Lecture and Panel Discussion at the GHI | Speakers: Jonathan Schell, Frida Berrigan (New America Foundation, New York, NY), and Philipp Gassert (University of Augsburg)

Jonathan Schell began his career at The New Yorker, where he was a staff writer from 1967 until 1987. His bestseller on the nuclear question, The Fate of the Earth (1982), which first appeared in three parts in The New Yorker, raised public awareness about the dangers of the nuclear arms race. The book was hailed by The New York Times as “an event of profound historical moment” and was nominated for the Pulitzer Prize, the National Book Award, and the National Critics Award.

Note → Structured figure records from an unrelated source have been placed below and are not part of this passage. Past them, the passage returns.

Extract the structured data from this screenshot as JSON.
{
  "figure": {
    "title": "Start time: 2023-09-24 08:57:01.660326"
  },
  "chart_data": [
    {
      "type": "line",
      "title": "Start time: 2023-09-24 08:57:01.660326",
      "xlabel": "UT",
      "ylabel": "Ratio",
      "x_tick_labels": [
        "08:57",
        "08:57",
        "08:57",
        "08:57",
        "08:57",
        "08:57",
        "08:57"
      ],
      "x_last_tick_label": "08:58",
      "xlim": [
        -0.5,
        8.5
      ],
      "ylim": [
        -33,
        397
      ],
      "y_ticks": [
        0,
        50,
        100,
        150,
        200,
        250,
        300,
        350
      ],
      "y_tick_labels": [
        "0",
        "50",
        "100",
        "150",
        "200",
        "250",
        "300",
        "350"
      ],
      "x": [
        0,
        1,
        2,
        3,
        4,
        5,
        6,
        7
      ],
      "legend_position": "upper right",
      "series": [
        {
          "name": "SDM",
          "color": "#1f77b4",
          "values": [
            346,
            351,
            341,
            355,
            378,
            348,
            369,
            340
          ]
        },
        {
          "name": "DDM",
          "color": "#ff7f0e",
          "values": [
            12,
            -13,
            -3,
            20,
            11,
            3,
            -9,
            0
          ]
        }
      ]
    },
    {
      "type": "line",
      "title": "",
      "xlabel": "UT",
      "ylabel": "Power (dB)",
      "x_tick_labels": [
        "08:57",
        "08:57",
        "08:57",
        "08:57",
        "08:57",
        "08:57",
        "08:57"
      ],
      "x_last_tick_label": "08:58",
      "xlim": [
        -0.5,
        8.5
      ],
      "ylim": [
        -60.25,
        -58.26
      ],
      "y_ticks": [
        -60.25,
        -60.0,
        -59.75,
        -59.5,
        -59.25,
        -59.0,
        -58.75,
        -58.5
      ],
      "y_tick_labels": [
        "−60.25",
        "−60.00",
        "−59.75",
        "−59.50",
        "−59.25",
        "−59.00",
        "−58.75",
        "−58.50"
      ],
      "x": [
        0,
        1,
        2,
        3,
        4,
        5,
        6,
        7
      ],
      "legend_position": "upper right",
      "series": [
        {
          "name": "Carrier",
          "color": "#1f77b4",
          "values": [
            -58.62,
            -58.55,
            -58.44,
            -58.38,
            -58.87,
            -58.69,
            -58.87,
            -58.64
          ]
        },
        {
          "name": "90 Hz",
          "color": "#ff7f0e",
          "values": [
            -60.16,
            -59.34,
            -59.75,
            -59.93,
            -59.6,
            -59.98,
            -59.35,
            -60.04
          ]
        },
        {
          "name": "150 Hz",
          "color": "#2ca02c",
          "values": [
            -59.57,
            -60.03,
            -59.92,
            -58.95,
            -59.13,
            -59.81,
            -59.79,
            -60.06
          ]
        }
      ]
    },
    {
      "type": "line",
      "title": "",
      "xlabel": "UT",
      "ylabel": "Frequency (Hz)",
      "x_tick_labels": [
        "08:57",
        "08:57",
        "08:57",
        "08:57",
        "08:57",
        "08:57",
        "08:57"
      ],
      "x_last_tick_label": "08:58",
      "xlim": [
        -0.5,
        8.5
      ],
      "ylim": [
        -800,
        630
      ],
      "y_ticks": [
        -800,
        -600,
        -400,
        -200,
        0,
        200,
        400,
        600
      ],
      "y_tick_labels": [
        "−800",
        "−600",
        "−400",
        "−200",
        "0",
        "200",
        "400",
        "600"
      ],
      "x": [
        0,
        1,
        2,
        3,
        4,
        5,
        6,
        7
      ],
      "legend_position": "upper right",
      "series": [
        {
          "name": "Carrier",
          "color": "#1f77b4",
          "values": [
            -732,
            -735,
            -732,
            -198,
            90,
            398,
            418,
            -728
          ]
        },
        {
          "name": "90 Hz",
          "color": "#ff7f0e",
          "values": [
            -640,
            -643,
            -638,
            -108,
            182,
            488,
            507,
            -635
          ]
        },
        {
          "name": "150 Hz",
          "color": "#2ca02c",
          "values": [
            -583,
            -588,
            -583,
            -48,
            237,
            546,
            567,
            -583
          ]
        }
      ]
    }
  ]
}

Schell has taught at many universities, including Princeton, Emory, New York University, Wesleyan University, and Yale. His articles on the nuclear question have appeared in The Nation, Foreign Affairs, and Harper’s Magazine. His most recent book is The Seventh Decade: The New Shape of Nuclear Danger (2007).

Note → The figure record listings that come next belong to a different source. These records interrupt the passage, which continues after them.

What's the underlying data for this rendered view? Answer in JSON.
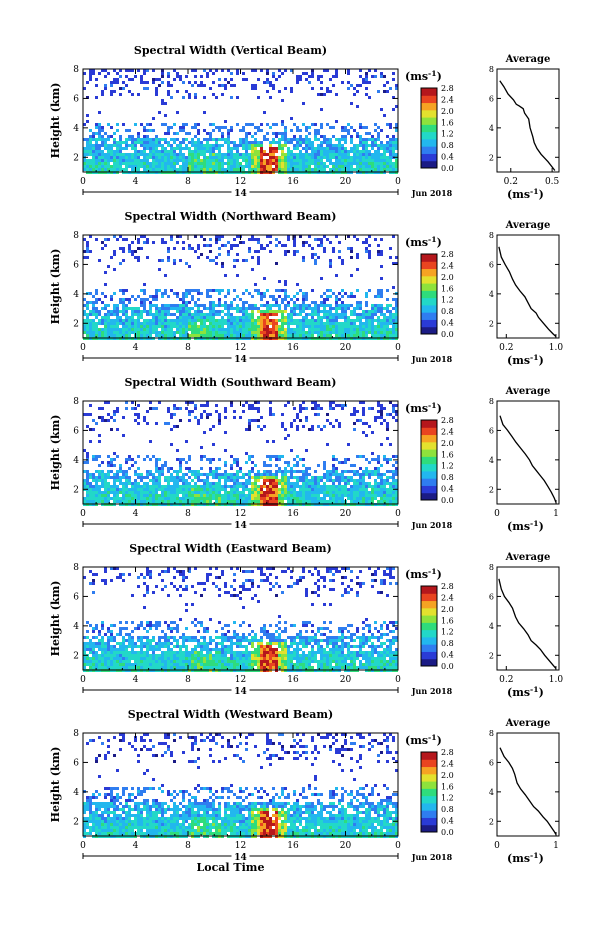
{
  "figure": {
    "x_axis_label": "Local Time",
    "colorbar_unit_base": "(ms",
    "colorbar_unit_exp": "-1",
    "colorbar_unit_close": ")",
    "date_label": "Jun 2018",
    "day_label": "14",
    "average_title": "Average",
    "ylabel_main": "Height (km)"
  },
  "colors": {
    "colormap": [
      "#1b1b85",
      "#2a3bd6",
      "#2f7df0",
      "#22b7ee",
      "#22d8c8",
      "#2fdc7c",
      "#8ee23c",
      "#e3e12e",
      "#f6a323",
      "#e94420",
      "#b5171c"
    ]
  },
  "chart_data": [
    {
      "type": "heatmap",
      "title": "Spectral Width (Vertical Beam)",
      "xlabel": "",
      "ylabel": "Height (km)",
      "x_ticks": [
        "0",
        "4",
        "8",
        "12",
        "16",
        "20",
        "0"
      ],
      "y_ticks": [
        "2",
        "4",
        "6",
        "8"
      ],
      "xlim": [
        0,
        24
      ],
      "ylim": [
        1,
        8
      ],
      "colorbar_ticks": [
        "2.8",
        "2.4",
        "2.0",
        "1.6",
        "1.2",
        "0.8",
        "0.4",
        "0.0"
      ],
      "colorbar_range": [
        0,
        2.8
      ],
      "average": {
        "type": "line",
        "title": "Average",
        "x_ticks": [
          "0.2",
          "0.5"
        ],
        "xlim": [
          0.1,
          0.55
        ],
        "y_ticks": [
          "2",
          "4",
          "6",
          "8"
        ],
        "ylim": [
          1,
          8
        ],
        "x": [
          0.12,
          0.15,
          0.18,
          0.22,
          0.24,
          0.26,
          0.29,
          0.3,
          0.33,
          0.34,
          0.36,
          0.37,
          0.39,
          0.42,
          0.47,
          0.52
        ],
        "y": [
          7.2,
          6.8,
          6.3,
          5.9,
          5.6,
          5.5,
          5.3,
          5.0,
          4.6,
          4.0,
          3.4,
          3.0,
          2.6,
          2.2,
          1.7,
          1.1
        ]
      }
    },
    {
      "type": "heatmap",
      "title": "Spectral Width (Northward Beam)",
      "xlabel": "",
      "ylabel": "Height (km)",
      "x_ticks": [
        "0",
        "4",
        "8",
        "12",
        "16",
        "20",
        "0"
      ],
      "y_ticks": [
        "2",
        "4",
        "6",
        "8"
      ],
      "xlim": [
        0,
        24
      ],
      "ylim": [
        1,
        8
      ],
      "colorbar_ticks": [
        "2.8",
        "2.4",
        "2.0",
        "1.6",
        "1.2",
        "0.8",
        "0.4",
        "0.0"
      ],
      "colorbar_range": [
        0,
        2.8
      ],
      "average": {
        "type": "line",
        "title": "Average",
        "x_ticks": [
          "0.2",
          "1.0"
        ],
        "xlim": [
          0.05,
          1.05
        ],
        "y_ticks": [
          "2",
          "4",
          "6",
          "8"
        ],
        "ylim": [
          1,
          8
        ],
        "x": [
          0.08,
          0.12,
          0.18,
          0.25,
          0.3,
          0.35,
          0.42,
          0.5,
          0.55,
          0.6,
          0.68,
          0.72,
          0.8,
          0.88,
          0.95,
          1.0
        ],
        "y": [
          7.2,
          6.5,
          6.0,
          5.5,
          5.0,
          4.6,
          4.2,
          3.8,
          3.4,
          3.0,
          2.7,
          2.4,
          2.0,
          1.6,
          1.3,
          1.1
        ]
      }
    },
    {
      "type": "heatmap",
      "title": "Spectral Width (Southward Beam)",
      "xlabel": "",
      "ylabel": "Height (km)",
      "x_ticks": [
        "0",
        "4",
        "8",
        "12",
        "16",
        "20",
        "0"
      ],
      "y_ticks": [
        "2",
        "4",
        "6",
        "8"
      ],
      "xlim": [
        0,
        24
      ],
      "ylim": [
        1,
        8
      ],
      "colorbar_ticks": [
        "2.8",
        "2.4",
        "2.0",
        "1.6",
        "1.2",
        "0.8",
        "0.4",
        "0.0"
      ],
      "colorbar_range": [
        0,
        2.8
      ],
      "average": {
        "type": "line",
        "title": "Average",
        "x_ticks": [
          "0",
          "1"
        ],
        "xlim": [
          0,
          1.05
        ],
        "y_ticks": [
          "2",
          "4",
          "6",
          "8"
        ],
        "ylim": [
          1,
          8
        ],
        "x": [
          0.05,
          0.1,
          0.18,
          0.25,
          0.32,
          0.4,
          0.48,
          0.55,
          0.6,
          0.66,
          0.72,
          0.8,
          0.86,
          0.92,
          0.97,
          1.0
        ],
        "y": [
          7.0,
          6.4,
          6.0,
          5.6,
          5.2,
          4.8,
          4.4,
          4.0,
          3.6,
          3.3,
          3.0,
          2.6,
          2.2,
          1.8,
          1.4,
          1.1
        ]
      }
    },
    {
      "type": "heatmap",
      "title": "Spectral Width (Eastward Beam)",
      "xlabel": "",
      "ylabel": "Height (km)",
      "x_ticks": [
        "0",
        "4",
        "8",
        "12",
        "16",
        "20",
        "0"
      ],
      "y_ticks": [
        "2",
        "4",
        "6",
        "8"
      ],
      "xlim": [
        0,
        24
      ],
      "ylim": [
        1,
        8
      ],
      "colorbar_ticks": [
        "2.8",
        "2.4",
        "2.0",
        "1.6",
        "1.2",
        "0.8",
        "0.4",
        "0.0"
      ],
      "colorbar_range": [
        0,
        2.8
      ],
      "average": {
        "type": "line",
        "title": "Average",
        "x_ticks": [
          "0.2",
          "1.0"
        ],
        "xlim": [
          0.05,
          1.05
        ],
        "y_ticks": [
          "2",
          "4",
          "6",
          "8"
        ],
        "ylim": [
          1,
          8
        ],
        "x": [
          0.08,
          0.12,
          0.17,
          0.24,
          0.3,
          0.35,
          0.4,
          0.48,
          0.55,
          0.6,
          0.68,
          0.75,
          0.82,
          0.9,
          0.96,
          1.0
        ],
        "y": [
          7.2,
          6.5,
          6.0,
          5.6,
          5.2,
          4.6,
          4.2,
          3.8,
          3.4,
          3.0,
          2.7,
          2.4,
          2.0,
          1.6,
          1.3,
          1.1
        ]
      }
    },
    {
      "type": "heatmap",
      "title": "Spectral Width (Westward Beam)",
      "xlabel": "Local Time",
      "ylabel": "Height (km)",
      "x_ticks": [
        "0",
        "4",
        "8",
        "12",
        "16",
        "20",
        "0"
      ],
      "y_ticks": [
        "2",
        "4",
        "6",
        "8"
      ],
      "xlim": [
        0,
        24
      ],
      "ylim": [
        1,
        8
      ],
      "colorbar_ticks": [
        "2.8",
        "2.4",
        "2.0",
        "1.6",
        "1.2",
        "0.8",
        "0.4",
        "0.0"
      ],
      "colorbar_range": [
        0,
        2.8
      ],
      "average": {
        "type": "line",
        "title": "Average",
        "x_ticks": [
          "0",
          "1"
        ],
        "xlim": [
          0,
          1.05
        ],
        "y_ticks": [
          "2",
          "4",
          "6",
          "8"
        ],
        "ylim": [
          1,
          8
        ],
        "x": [
          0.05,
          0.12,
          0.2,
          0.26,
          0.3,
          0.34,
          0.4,
          0.48,
          0.55,
          0.62,
          0.7,
          0.78,
          0.85,
          0.92,
          0.97,
          1.0
        ],
        "y": [
          7.0,
          6.4,
          6.0,
          5.6,
          5.2,
          4.6,
          4.2,
          3.8,
          3.4,
          3.0,
          2.7,
          2.3,
          2.0,
          1.6,
          1.3,
          1.1
        ]
      }
    }
  ]
}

Co-sponsored by the New School for Social Research/Eugene Lang College, the Heinrich Böll Stiftung, and the National Security Archive, Washington, DC

Event Report


On November 5, 2010, the GHI welcomed writer and public intellectual Professor Jonathan Schell (Yale University) as the guest speaker for a lecture and panel discussion on "The Fate of the Earth Revisited: Nuclear Dangers Then and Now." This event was part of a conference entitled "Accidental Armageddons: The Nuclear Crisis and the Culture of the Second Cold War, 1975-1989," which sought to explore the political and cultural discourse on nuclear weapons and atomic energy in the last two decades of the superpower rivalry between East and West.

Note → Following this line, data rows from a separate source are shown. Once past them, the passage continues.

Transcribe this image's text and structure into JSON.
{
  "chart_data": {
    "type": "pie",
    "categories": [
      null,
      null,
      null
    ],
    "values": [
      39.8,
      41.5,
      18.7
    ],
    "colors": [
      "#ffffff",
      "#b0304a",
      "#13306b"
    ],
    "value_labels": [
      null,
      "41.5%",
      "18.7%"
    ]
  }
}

In his talk, Schell revisited this particular discourse from the early 1980s using the example of his bestseller The Fate of the Earth (1982), which started out as a series of articles in the New Yorker. Discussing the relationship of U.S. President Ronald Reagan to nuclear weapons throughout his political career, Schell described Reagan's presidential turn to nuclear abolitionism after 1983. This surprised many political observers at the time, most of all members of the Nuclear Freeze campaign. Combined with Soviet Premier Mikhail Gorbachev coming to power, the 1986 summit at Reykjavik, and the 1987 INF Treaty (Intermediate-Range Nuclear Forces Treaty), Reagan's change of course brought the nuclear conflict emanating from the Cold War to an end.

Schell, however, insisted that the end of the Cold War by no means rid the world of nuclear danger: "We banned nuclear arms from consciousness, not from reality." As Schell explained, the nuclear arsenals entered a "policy-free zone." In addition to this problem, humankind also faced "a crisis of the entire natural order" which continues today, namely, that the species extinction rate is accelerating rapidly. Denial and ignorance of this ongoing ecological catastrophe was and remains comparable to our attitudes toward both past and present nuclear dangers and still constitute one of the greatest challenges of our time.

The lecture was followed by a panel discussion moderated by Frida Berrigan (New America Foundation, New York, NY) and Philipp Gassert (University of Augsburg). The event was co-sponsored by the New School for Social Research/Eugene Lang College, the Heinrich Böll Stiftung, and the National Security Archive, Washington, DC.